When it comes to picking a place to live, many Chicago-area mice tend to be city dwellers rather than suburbanites, according to initial results from an ongoing study by Lincoln Park Zoo.
Zoo scientists have spent the past year examining mice, voles, shrews and other small mammals in grassy areas throughout the region, from near downtown Chicago to DuPage County. The effort is part of a project to study the health of smaller mammals in the area, given their impact on human health as transporters of various diseases, such as Lyme disease.
From last summer through May 2018, researchers from the zoo’s Urban Wildlife Institute and Davee Center for Epidemiology and Endocrinology used live traps to gather hair and fecal samples from hundreds of the tiny animals. Over time, the samples will allow scientists to compare stress levels among mammals found in different areas in order to determine how their health is affected by their habitat, said wildlife research coordinator Matt Mulligan on the zoo’s website.
Already, Mulligan and his colleagues have spotted several trends. Most of the animals captured, for example, were meadow voles or deer mice, a type of mouse found outdoors that looks similar to common house mice.
Although small mammals rarely live more than a year in the wild, scientists found that within city limits, many of the mice examined last summer were still around this year – a determination made thanks to ear tags applied upon initial observation. (Mulligan notes that no animals are harmed or killed by zoo scientists, who release animals back into their natural habitats after careful, non-invasive examination.)
The same was not true for the suburbs, where researchers found significantly fewer returning mice.
As for other types of animals, of the 850-plus small mammals examined thus far, researchers have trapped just a single rat – found the morning after a concert at Northerly Island.
Mulligan said the absence of rats at trapping sites might prove the effectiveness of seeding unused grassy areas with native vegetation in order to reduce the number of invasive species (such as brown rats).

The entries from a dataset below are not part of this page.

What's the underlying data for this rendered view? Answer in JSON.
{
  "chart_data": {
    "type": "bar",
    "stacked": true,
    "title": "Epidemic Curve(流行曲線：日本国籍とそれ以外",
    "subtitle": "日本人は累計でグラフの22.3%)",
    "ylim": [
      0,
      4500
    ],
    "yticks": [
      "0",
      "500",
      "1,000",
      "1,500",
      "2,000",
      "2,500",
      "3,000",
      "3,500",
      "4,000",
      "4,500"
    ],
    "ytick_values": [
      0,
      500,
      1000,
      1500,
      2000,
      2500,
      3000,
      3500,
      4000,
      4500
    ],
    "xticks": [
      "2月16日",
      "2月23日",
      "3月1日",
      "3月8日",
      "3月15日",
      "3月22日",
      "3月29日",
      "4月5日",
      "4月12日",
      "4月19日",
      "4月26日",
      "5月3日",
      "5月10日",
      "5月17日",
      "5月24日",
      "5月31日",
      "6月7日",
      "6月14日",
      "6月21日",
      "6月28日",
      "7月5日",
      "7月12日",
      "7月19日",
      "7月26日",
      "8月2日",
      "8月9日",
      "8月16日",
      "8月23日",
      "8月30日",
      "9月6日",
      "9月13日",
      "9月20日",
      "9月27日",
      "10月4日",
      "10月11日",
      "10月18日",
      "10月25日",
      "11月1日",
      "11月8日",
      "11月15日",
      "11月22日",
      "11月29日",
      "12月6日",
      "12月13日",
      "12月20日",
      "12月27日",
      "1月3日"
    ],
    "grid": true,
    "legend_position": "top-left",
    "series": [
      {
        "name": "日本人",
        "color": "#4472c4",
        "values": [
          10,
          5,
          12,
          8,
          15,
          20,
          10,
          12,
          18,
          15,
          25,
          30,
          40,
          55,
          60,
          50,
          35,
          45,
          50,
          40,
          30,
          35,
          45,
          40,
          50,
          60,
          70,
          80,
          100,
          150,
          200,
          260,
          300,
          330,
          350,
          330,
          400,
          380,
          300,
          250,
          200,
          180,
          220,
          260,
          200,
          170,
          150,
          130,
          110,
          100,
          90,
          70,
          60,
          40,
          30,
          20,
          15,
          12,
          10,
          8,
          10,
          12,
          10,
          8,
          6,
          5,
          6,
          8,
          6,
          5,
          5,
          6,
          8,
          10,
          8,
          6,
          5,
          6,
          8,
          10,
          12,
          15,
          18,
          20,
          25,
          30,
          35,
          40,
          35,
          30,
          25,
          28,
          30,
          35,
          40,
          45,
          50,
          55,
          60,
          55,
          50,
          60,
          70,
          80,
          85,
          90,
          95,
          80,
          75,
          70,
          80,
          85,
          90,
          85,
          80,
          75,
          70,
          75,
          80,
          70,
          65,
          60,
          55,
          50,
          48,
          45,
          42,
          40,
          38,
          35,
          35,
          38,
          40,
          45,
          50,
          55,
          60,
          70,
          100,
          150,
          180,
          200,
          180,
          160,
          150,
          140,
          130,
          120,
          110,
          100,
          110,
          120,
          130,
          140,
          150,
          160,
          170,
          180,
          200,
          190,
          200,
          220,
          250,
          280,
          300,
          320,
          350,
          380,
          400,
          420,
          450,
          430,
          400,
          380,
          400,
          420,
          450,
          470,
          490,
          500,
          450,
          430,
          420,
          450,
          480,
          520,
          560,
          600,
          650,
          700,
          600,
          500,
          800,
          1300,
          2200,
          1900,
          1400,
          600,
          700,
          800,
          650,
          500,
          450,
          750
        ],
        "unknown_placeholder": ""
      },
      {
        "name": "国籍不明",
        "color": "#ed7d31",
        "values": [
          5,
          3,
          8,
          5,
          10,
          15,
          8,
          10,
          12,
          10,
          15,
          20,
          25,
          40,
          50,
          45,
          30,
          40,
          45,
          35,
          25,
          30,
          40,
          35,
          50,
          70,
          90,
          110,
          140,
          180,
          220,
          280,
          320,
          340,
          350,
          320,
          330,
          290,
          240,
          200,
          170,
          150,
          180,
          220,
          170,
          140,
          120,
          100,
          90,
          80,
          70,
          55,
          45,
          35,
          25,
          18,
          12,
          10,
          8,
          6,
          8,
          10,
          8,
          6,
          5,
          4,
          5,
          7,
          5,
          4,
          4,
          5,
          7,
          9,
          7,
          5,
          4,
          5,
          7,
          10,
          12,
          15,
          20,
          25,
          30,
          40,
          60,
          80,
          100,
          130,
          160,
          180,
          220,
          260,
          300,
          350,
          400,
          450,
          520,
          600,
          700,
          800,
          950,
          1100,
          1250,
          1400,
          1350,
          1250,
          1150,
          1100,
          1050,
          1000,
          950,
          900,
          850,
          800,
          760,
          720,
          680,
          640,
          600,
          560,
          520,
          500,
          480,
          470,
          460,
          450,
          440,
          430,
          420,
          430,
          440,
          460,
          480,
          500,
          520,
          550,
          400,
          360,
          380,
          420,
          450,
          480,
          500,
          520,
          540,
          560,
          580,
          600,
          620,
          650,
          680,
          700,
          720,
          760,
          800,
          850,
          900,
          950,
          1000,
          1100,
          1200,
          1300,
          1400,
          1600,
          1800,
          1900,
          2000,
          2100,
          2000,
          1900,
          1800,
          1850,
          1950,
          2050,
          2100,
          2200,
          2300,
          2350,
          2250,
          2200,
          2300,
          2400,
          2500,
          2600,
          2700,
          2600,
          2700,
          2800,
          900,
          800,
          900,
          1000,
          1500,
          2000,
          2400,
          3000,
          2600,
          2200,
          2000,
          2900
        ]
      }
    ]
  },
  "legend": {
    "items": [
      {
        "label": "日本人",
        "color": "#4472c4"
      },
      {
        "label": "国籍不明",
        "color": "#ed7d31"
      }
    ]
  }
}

The result is higher diversity of native small mammals and a healthier overall ecosystem, he said.
Throughout the study, researchers have also been removing ticks from small mammals to test for Borrelia burgdorferi, a bacterium that causes Lyme disease, a tick-borne illness that can cause fever, headaches and fatigue.
Research shows that having more diverse communities of small mammals reduces the spread of Lyme disease by limiting access to ticks’ preferred hosts: mice.